On peut légitimement se demander si cette foule est bien là pour Jésus, à cause de lui. Il est plutôt vraisemblable qu’ils s’agit de pèlerins qui simplement suivent le même chemin que Jésus, passant par la Pérée puis par Jéricho pour rejoindre Jérusalem fêter la Pâque sans traverser la Samarie. Comme la fête approche, ils sont de plus en plus nombreux à l’approche de la ville de David. Mais on sait que Jésus ne voyageait pas seul. Il était accompagné de ses disciples, de ses disciples proches, mais aussi de bien d’autres. Et toute cette troupe était bruyante. L’esprit de la fête commençait à emplir les esprits. Plus que quelques kilomètres, pardon quelques stades.

Jésus marche dans cette foule bruyante. Il y a au bord du chemin, à la sortie de la ville de Jéricho, des aveugles, assis là, pas pour regarder la foule, plutôt pour mendier. Il était sans doute de bon ton en se rendant en pèlerinage de faire quelque aumône. Et puis, voilà que s’il ne voient pas, ils entendent encore bien, et ils entendent qu’il s’agit de Jésus qui passe. Comment connaissent-ils Jésus ? Quelle est sa réputation ? Suffisamment bonne pour qu’ils se permettent de l’apostropher. Ils se mettent à crier. Et pas n’importe quoi. “Fils de David” Même les aveugles au bord du chemin lui attribue un titre messianique.
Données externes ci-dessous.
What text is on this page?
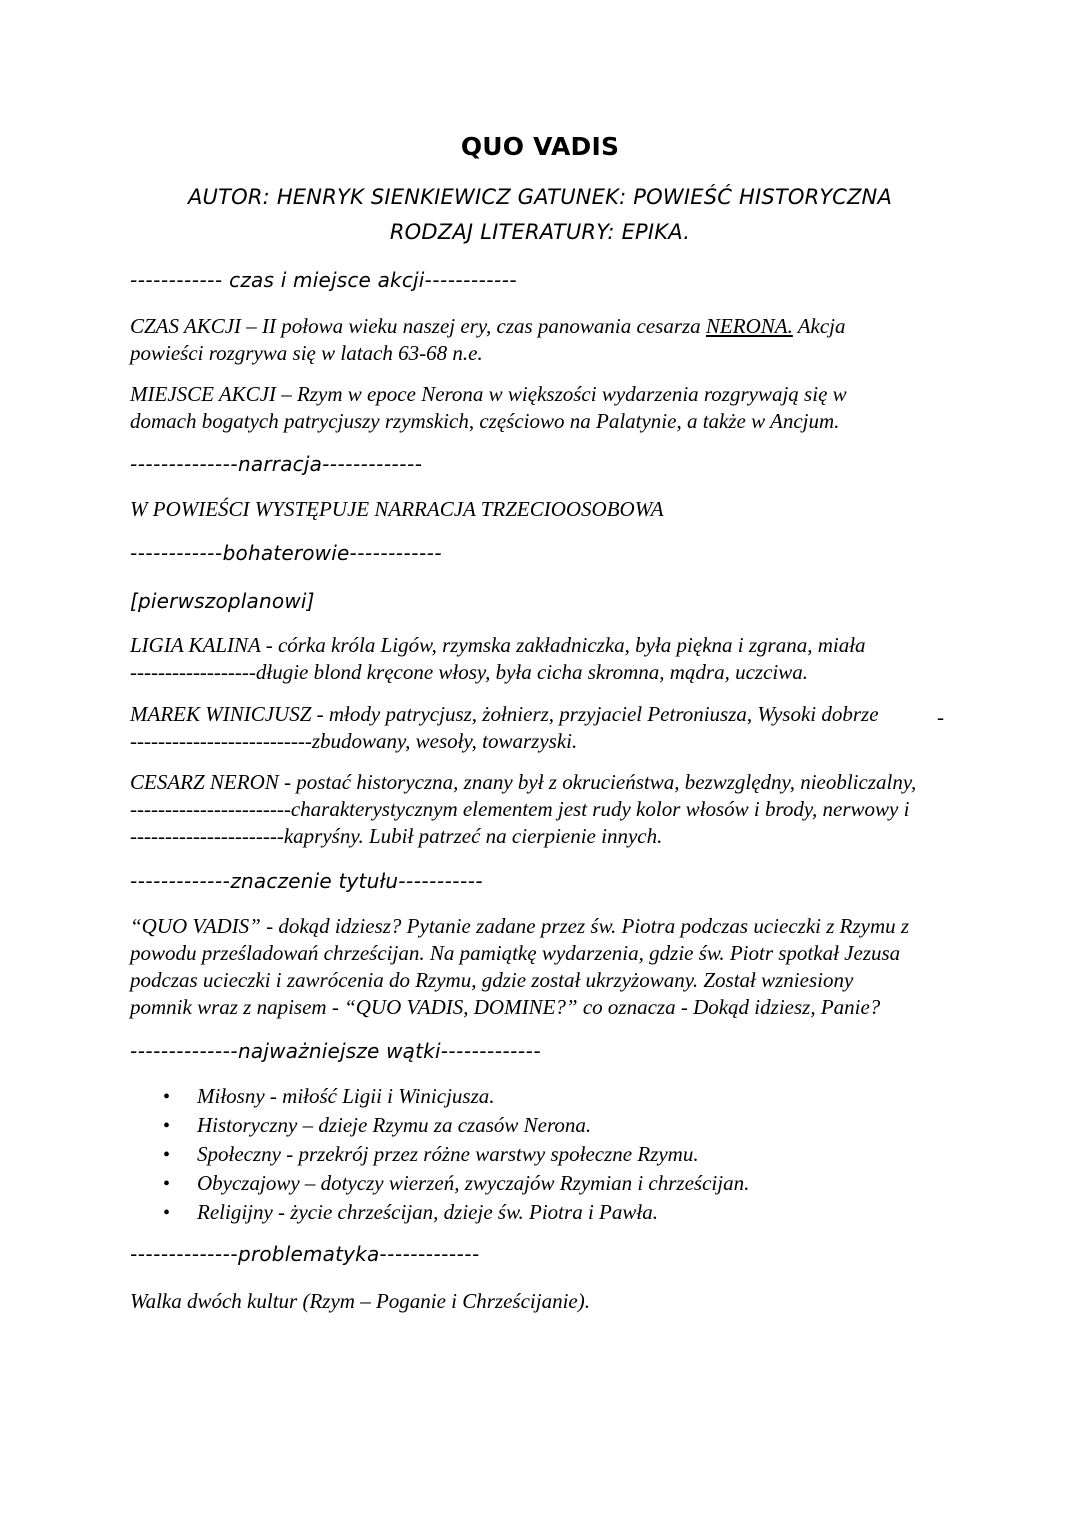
QUO VADIS
AUTOR: HENRYK SIENKIEWICZ GATUNEK: POWIEŚĆ HISTORYCZNA
RODZAJ LITERATURY: EPIKA.
------------ czas i miejsce akcji------------
CZAS AKCJI – II połowa wieku naszej ery, czas panowania cesarza NERONA. Akcja
powieści rozgrywa się w latach 63-68 n.e.
MIEJSCE AKCJI – Rzym w epoce Nerona w większości wydarzenia rozgrywają się w
domach bogatych patrycjuszy rzymskich, częściowo na Palatynie, a także w Ancjum.
--------------narracja-------------
W POWIEŚCI WYSTĘPUJE NARRACJA TRZECIOOSOBOWA
------------bohaterowie------------
[pierwszoplanowi]
LIGIA KALINA - córka króla Ligów, rzymska zakładniczka, była piękna i zgrana, miała
------------------długie blond kręcone włosy, była cicha skromna, mądra, uczciwa.
MAREK WINICJUSZ - młody patrycjusz, żołnierz, przyjaciel Petroniusza, Wysoki dobrze
--------------------------zbudowany, wesoły, towarzyski.
-
CESARZ NERON - postać historyczna, znany był z okrucieństwa, bezwzględny, nieobliczalny,
-----------------------charakterystycznym elementem jest rudy kolor włosów i brody, nerwowy i
----------------------kapryśny. Lubił patrzeć na cierpienie innych.
-------------znaczenie tytułu-----------
“QUO VADIS” - dokąd idziesz? Pytanie zadane przez św. Piotra podczas ucieczki z Rzymu z
powodu prześladowań chrześcijan. Na pamiątkę wydarzenia, gdzie św. Piotr spotkał Jezusa
podczas ucieczki i zawrócenia do Rzymu, gdzie został ukrzyżowany. Został wzniesiony
pomnik wraz z napisem - “QUO VADIS, DOMINE?” co oznacza - Dokąd idziesz, Panie?
--------------najważniejsze wątki-------------
• Miłosny - miłość Ligii i Winicjusza.
• Historyczny – dzieje Rzymu za czasów Nerona.
• Społeczny - przekrój przez różne warstwy społeczne Rzymu.
• Obyczajowy – dotyczy wierzeń, zwyczajów Rzymian i chrześcijan.
• Religijny - życie chrześcijan, dzieje św. Piotra i Pawła.
--------------problematyka-------------
Walka dwóch kultur (Rzym – Poganie i Chrześcijanie).
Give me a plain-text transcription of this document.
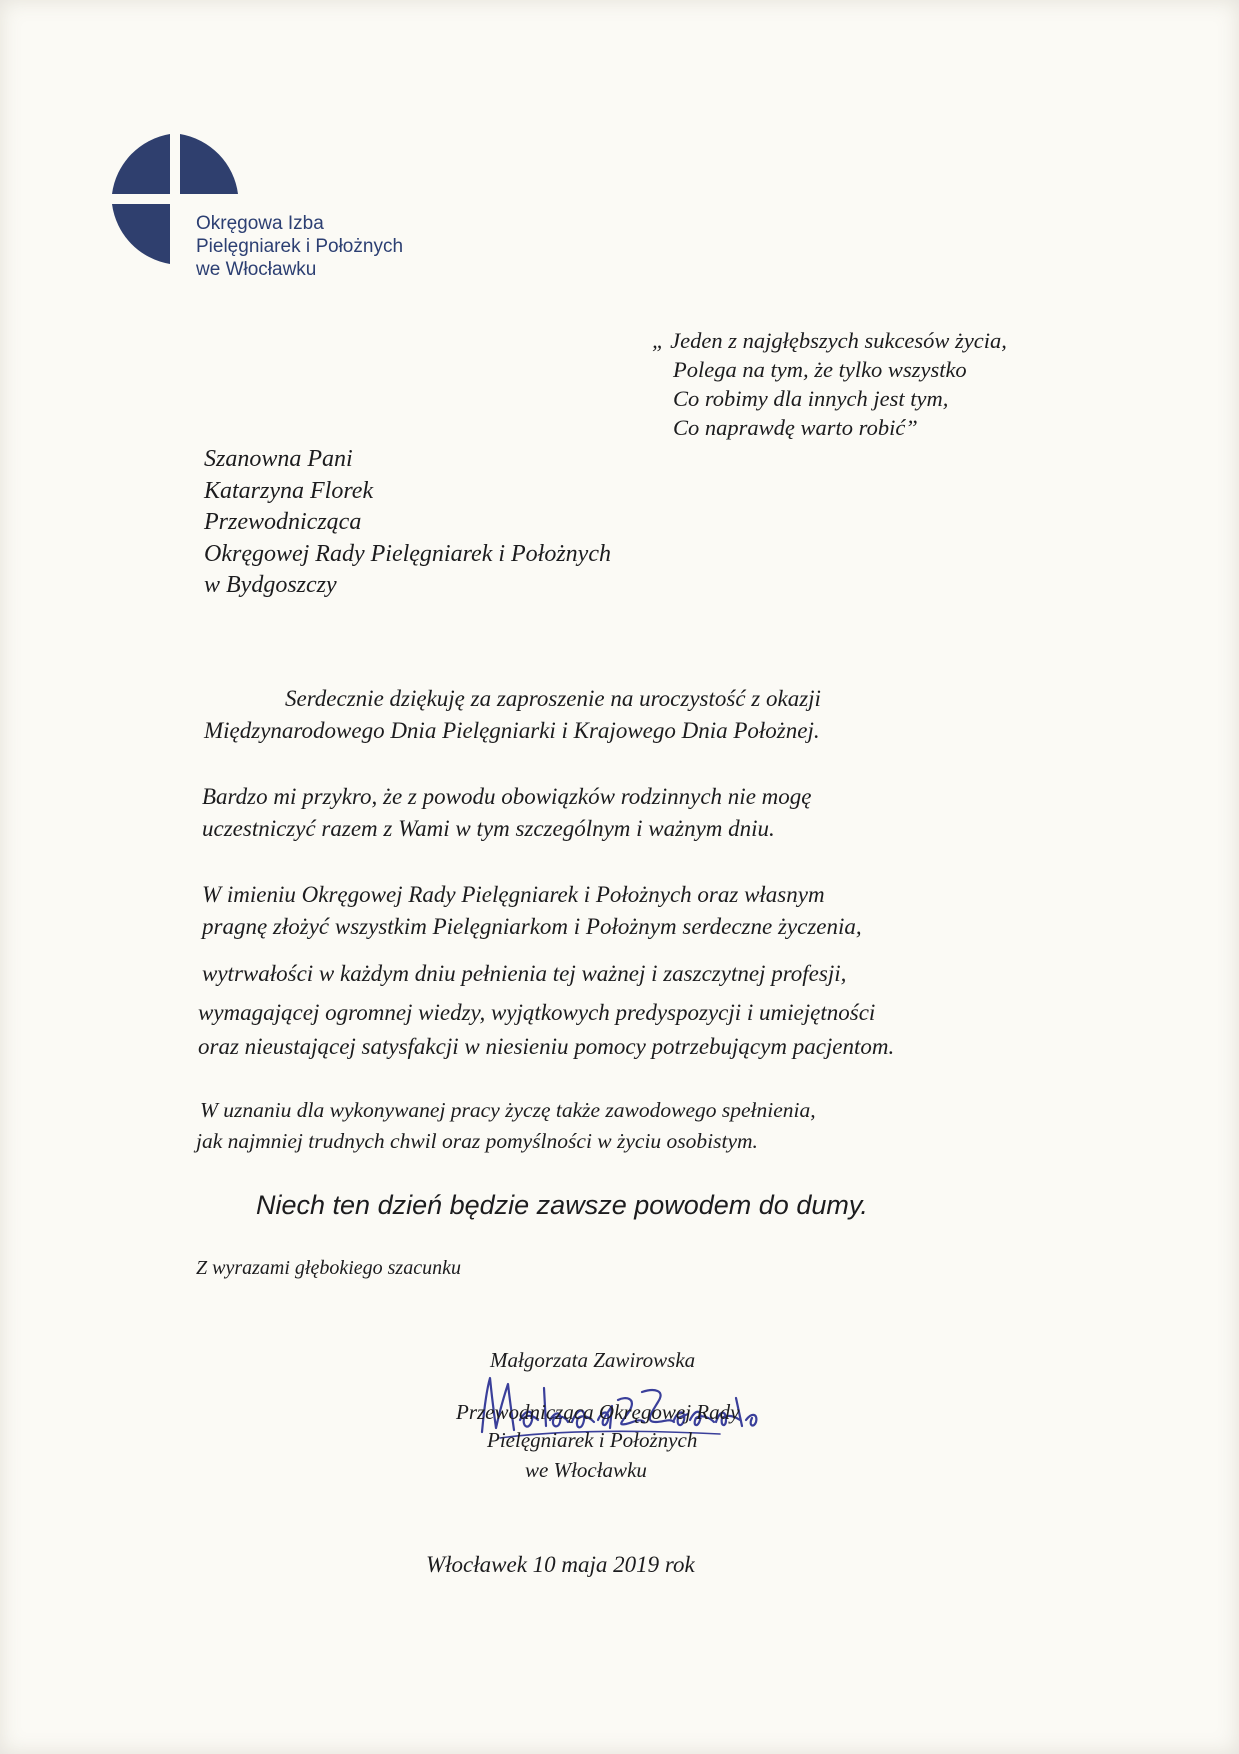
Okręgowa Izba
Pielęgniarek i Położnych
we Włocławku
„ Jeden z najgłębszych sukcesów życia,
Polega na tym, że tylko wszystko
Co robimy dla innych jest tym,
Co naprawdę warto robić”
Szanowna Pani
Katarzyna Florek
Przewodnicząca
Okręgowej Rady Pielęgniarek i Położnych
w Bydgoszczy
Serdecznie dziękuję za zaproszenie na uroczystość z okazji
Międzynarodowego Dnia Pielęgniarki i Krajowego Dnia Położnej.
Bardzo mi przykro, że z powodu obowiązków rodzinnych nie mogę
uczestniczyć razem z Wami w tym szczególnym i ważnym dniu.
W imieniu Okręgowej Rady Pielęgniarek i Położnych oraz własnym
pragnę złożyć wszystkim Pielęgniarkom i Położnym serdeczne życzenia,
wytrwałości w każdym dniu pełnienia tej ważnej i zaszczytnej profesji,
wymagającej ogromnej wiedzy, wyjątkowych predyspozycji i umiejętności
oraz nieustającej satysfakcji w niesieniu pomocy potrzebującym pacjentom.
W uznaniu dla wykonywanej pracy życzę także zawodowego spełnienia,
jak najmniej trudnych chwil oraz pomyślności w życiu osobistym.
Niech ten dzień będzie zawsze powodem do dumy.
Z wyrazami głębokiego szacunku
Małgorzata Zawirowska
Przewodnicząca Okręgowej Rady
Pielęgniarek i Położnych
we Włocławku
Włocławek 10 maja 2019 rok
Mais, le Messie qui les intéresse, eux, c’est le Messie qui peut les guérir, les tirer de cette situation où on ne voit pas d’issue. “Fils de David, aie pitié de nous”. C’est en fait ce qui est encore souvent redit dans certaines liturgies : “Kyrie Eleison” “Seigneur, prend pitié”. Sauf que pour eux, ce n’était pas une liturgie, mais un appel au secours, adressé à celui dont la réputation était une promesse.

La foule veut aller à Jérusalem, et ces deux criards vont retarder le flux. Alors, on les fait taire. On ne veut pas gâcher la fête. Mais les aveugles n’en ont rien à faire. Ils crient de plus belle.
Et Jésus s’arrête. La fête peut attendre un peu.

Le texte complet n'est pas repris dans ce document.